A four-way partnership has been struck between Alberta Innovates, Alberta Health Services (AHS), the Institute of Health Economics and bioMérieux to improve the way sepsis is managed in the province.
“This partnership represents a new way to interact with industry,” says Dr. Blair O’Neill, Associate Chief Medical Officer with AHS’ Strategic Clinical Networks™ (SCNs). “We struggle to determine which new technologies can help us care for patients for the best cost. Instead of simply looking at what’s available off the shelf, we’ve sought collaboration with our industry partners to tailor a solution for Alberta’s health system.”
AHS, through its SCNs, has identified sepsis as a critical problem. Up to one in five admissions to intensive care units in the province are related to sepsis. Other jurisdictions in Canada have similar numbers.
Sepsis is a potentially life-threatening complication of a body’s response to an infection. Sepsis occurs when the body’s attempt to fight the infection triggers inflammatory responses throughout the body. If left untreated, this inflammation can lead to damage to multiple organ systems, ultimately causing them to fail.
The sepsis diagnosis tools, VIDAS® B.R.A.H.M.S PCT™, and the rapid Biofire Film Array Panel (BCID), created by bioMérieux, will identify the presence of sepsis and aid in the identification of specific pathogens, helping physicians treat infections faster and more efficiently.
“In the past, doctors would treat sepsis with expensive broad-spectrum antibiotics, hoping to target the right bacteria,” says Dr. Michael Meier, a physician with AHS’ Critical Care SCN. “These new diagnostic tools will allow us to determine if the patient actually has sepsis and then the type of sepsis a patient may have and which antibiotic to best treat the infection.”
There are other benefits besides improved efficiency in choosing the most effective antibiotic. Limiting the range of antibiotics a patient is exposed to helps reduce the risk of them developing opportunistic infections like clostridium difficile, which can move in when a patient’s gut microbiota is thrown out of balance by the arsenal of antibiotics.
Beginning next month, researchers in Edmonton and Calgary will assess whether the diagnostic tests will lead to better treatments, prove cost-effective, and be adaptable to various clinical settings. The evaluations are expected to last between 12 and 18 months. However, it is establishing a better way for our strained health care system to continue to add new technologies to improve patient outcomes and measure their true value.
World Sepsis Day, Sept. 13, is an awareness-raising initiative of the non-profit organization, the Global Sepsis Alliance.
“Full credit to our Strategic Clinical Networks for working through a process whereby we identify critical needs within the health system, and then partner with industry to find solutions,” says Dr.
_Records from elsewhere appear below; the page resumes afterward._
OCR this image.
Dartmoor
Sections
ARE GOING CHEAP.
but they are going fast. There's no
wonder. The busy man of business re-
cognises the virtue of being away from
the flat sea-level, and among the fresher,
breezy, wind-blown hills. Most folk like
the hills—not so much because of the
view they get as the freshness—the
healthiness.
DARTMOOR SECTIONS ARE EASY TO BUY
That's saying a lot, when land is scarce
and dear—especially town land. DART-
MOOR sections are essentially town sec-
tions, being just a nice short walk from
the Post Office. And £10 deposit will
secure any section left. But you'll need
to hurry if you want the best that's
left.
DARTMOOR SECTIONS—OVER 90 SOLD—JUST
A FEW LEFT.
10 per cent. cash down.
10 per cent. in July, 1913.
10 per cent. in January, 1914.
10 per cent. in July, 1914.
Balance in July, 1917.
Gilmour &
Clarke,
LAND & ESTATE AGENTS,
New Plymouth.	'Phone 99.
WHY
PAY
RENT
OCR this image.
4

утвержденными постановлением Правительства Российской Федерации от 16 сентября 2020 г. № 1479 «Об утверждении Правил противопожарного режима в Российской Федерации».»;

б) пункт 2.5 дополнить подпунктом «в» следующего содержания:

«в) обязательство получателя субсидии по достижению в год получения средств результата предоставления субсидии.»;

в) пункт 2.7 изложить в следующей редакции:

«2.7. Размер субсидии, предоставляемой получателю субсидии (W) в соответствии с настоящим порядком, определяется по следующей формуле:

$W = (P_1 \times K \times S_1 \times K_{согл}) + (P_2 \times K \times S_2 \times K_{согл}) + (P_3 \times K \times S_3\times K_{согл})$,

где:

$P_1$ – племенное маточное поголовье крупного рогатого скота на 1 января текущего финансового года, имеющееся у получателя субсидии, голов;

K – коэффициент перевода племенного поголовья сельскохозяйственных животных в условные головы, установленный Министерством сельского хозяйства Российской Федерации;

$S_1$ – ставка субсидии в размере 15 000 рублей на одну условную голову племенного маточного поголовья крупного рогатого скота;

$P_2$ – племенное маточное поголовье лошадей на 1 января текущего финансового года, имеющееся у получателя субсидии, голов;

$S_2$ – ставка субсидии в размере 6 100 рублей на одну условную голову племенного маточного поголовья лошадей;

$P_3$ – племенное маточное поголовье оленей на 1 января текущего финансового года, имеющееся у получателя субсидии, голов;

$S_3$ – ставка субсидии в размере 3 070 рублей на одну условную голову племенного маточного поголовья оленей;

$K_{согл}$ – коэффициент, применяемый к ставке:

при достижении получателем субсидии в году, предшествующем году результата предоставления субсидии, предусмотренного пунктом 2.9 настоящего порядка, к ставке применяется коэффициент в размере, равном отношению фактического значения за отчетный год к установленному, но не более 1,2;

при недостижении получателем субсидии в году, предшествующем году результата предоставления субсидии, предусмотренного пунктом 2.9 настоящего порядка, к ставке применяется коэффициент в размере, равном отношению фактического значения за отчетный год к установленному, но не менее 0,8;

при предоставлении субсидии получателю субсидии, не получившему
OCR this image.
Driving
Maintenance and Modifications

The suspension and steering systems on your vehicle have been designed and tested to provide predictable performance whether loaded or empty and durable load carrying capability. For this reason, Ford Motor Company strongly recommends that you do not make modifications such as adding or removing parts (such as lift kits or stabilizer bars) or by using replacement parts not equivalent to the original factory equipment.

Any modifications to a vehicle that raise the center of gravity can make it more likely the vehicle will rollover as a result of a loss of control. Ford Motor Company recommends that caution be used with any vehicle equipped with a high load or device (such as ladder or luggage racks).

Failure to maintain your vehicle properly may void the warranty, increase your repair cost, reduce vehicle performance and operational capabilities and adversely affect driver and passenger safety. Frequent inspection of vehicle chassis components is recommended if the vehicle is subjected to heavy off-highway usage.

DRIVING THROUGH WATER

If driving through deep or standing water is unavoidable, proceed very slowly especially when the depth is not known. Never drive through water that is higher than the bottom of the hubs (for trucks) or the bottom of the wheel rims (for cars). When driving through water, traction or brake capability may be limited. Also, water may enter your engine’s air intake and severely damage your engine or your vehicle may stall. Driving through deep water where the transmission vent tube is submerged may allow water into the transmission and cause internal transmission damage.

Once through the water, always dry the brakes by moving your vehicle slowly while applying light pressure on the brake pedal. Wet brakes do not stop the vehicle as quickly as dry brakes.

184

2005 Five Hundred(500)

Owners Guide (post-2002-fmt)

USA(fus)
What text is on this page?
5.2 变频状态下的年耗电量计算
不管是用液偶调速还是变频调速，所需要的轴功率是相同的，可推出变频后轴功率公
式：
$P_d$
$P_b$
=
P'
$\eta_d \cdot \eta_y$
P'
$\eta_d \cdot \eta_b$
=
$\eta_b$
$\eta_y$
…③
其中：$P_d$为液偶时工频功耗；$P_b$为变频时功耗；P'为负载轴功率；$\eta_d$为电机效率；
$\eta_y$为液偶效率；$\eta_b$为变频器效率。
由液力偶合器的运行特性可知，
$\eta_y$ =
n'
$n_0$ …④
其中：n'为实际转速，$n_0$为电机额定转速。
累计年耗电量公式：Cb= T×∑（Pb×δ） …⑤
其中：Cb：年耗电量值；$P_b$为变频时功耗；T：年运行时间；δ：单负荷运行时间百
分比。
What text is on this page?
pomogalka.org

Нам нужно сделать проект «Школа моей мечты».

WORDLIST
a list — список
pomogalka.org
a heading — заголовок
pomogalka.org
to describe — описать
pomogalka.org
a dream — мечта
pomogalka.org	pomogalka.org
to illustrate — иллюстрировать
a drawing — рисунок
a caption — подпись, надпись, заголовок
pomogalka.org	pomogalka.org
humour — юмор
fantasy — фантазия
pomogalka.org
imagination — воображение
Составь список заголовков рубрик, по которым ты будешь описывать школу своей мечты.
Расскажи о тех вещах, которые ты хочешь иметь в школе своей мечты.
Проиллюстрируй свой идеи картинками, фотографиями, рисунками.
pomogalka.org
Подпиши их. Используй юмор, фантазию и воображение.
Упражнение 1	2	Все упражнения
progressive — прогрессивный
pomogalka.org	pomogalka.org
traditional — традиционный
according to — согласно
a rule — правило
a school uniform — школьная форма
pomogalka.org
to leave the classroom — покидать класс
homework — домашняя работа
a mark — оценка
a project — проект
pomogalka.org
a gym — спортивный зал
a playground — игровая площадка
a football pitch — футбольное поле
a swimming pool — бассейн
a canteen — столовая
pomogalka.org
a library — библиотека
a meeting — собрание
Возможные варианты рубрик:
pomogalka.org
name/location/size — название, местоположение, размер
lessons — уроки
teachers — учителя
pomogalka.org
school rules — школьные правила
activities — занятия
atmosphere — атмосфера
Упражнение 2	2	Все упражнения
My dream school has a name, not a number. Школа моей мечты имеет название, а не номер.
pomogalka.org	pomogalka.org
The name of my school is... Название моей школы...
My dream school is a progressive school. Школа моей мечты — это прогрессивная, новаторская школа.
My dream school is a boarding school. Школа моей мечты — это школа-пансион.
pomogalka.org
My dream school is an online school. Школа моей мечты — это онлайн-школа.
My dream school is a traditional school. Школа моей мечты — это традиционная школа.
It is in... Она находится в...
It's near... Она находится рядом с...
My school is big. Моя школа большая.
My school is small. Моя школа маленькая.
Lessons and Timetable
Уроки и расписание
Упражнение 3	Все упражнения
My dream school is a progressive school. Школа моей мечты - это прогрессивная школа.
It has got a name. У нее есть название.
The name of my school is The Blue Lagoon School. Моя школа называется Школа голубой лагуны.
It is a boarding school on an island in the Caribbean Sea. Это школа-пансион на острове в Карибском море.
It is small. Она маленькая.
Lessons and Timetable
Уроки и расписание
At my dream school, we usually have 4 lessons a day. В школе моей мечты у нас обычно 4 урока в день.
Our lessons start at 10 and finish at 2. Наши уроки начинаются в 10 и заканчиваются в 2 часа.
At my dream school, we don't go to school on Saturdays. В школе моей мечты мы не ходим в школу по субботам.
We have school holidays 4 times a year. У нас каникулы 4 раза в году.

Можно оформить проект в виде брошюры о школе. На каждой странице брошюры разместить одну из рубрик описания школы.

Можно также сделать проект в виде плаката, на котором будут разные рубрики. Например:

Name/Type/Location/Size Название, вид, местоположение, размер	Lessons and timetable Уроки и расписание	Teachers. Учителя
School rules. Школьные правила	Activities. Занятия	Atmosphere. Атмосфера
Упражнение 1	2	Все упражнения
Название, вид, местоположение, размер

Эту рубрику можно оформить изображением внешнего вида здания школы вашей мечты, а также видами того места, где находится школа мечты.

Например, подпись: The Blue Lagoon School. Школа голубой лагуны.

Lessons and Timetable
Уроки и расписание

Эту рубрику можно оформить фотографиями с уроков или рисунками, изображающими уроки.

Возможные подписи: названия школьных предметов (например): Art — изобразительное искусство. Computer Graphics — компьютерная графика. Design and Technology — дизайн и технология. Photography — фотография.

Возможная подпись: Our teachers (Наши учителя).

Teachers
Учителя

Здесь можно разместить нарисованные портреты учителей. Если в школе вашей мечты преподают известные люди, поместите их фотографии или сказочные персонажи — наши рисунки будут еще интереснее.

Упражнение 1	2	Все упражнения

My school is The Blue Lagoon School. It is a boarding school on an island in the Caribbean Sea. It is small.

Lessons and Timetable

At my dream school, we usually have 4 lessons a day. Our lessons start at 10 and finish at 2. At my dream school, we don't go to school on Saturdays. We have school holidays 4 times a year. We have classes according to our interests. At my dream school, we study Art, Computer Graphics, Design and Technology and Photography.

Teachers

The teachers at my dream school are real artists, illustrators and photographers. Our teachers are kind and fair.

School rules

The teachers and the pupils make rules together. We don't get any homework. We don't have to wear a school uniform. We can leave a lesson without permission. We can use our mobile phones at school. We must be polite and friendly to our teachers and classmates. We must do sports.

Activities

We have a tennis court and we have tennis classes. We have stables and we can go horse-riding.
Kathryn Todd, AHS Vice-President Research, Innovation and Analytics. “Our goal is to find ways to more quickly introduce proven innovations across the health system, for the benefit of all Albertans.”
“Unique partnerships like this are essential if we wish to effectively and efficiently address complex health system problems,” adds Dr. Christopher McCabe, Executive Director and CEO of the Institute of Health Economics. “This project serves as a fantastic example of how to optimize health system experts, from all sectors, to discover ways in which we can better treat this and other infectious diseases.”
“Measuring PCT at clinical presentation and serially over 4 days will provide clinicians with high medical value information to help them identify patients who are at greatest risk of mortality and ultimately can result in improved, more targeted and intensified patient care and better medical outcomes,” said Mark Miller, Chief Medical Officer at bioMérieux.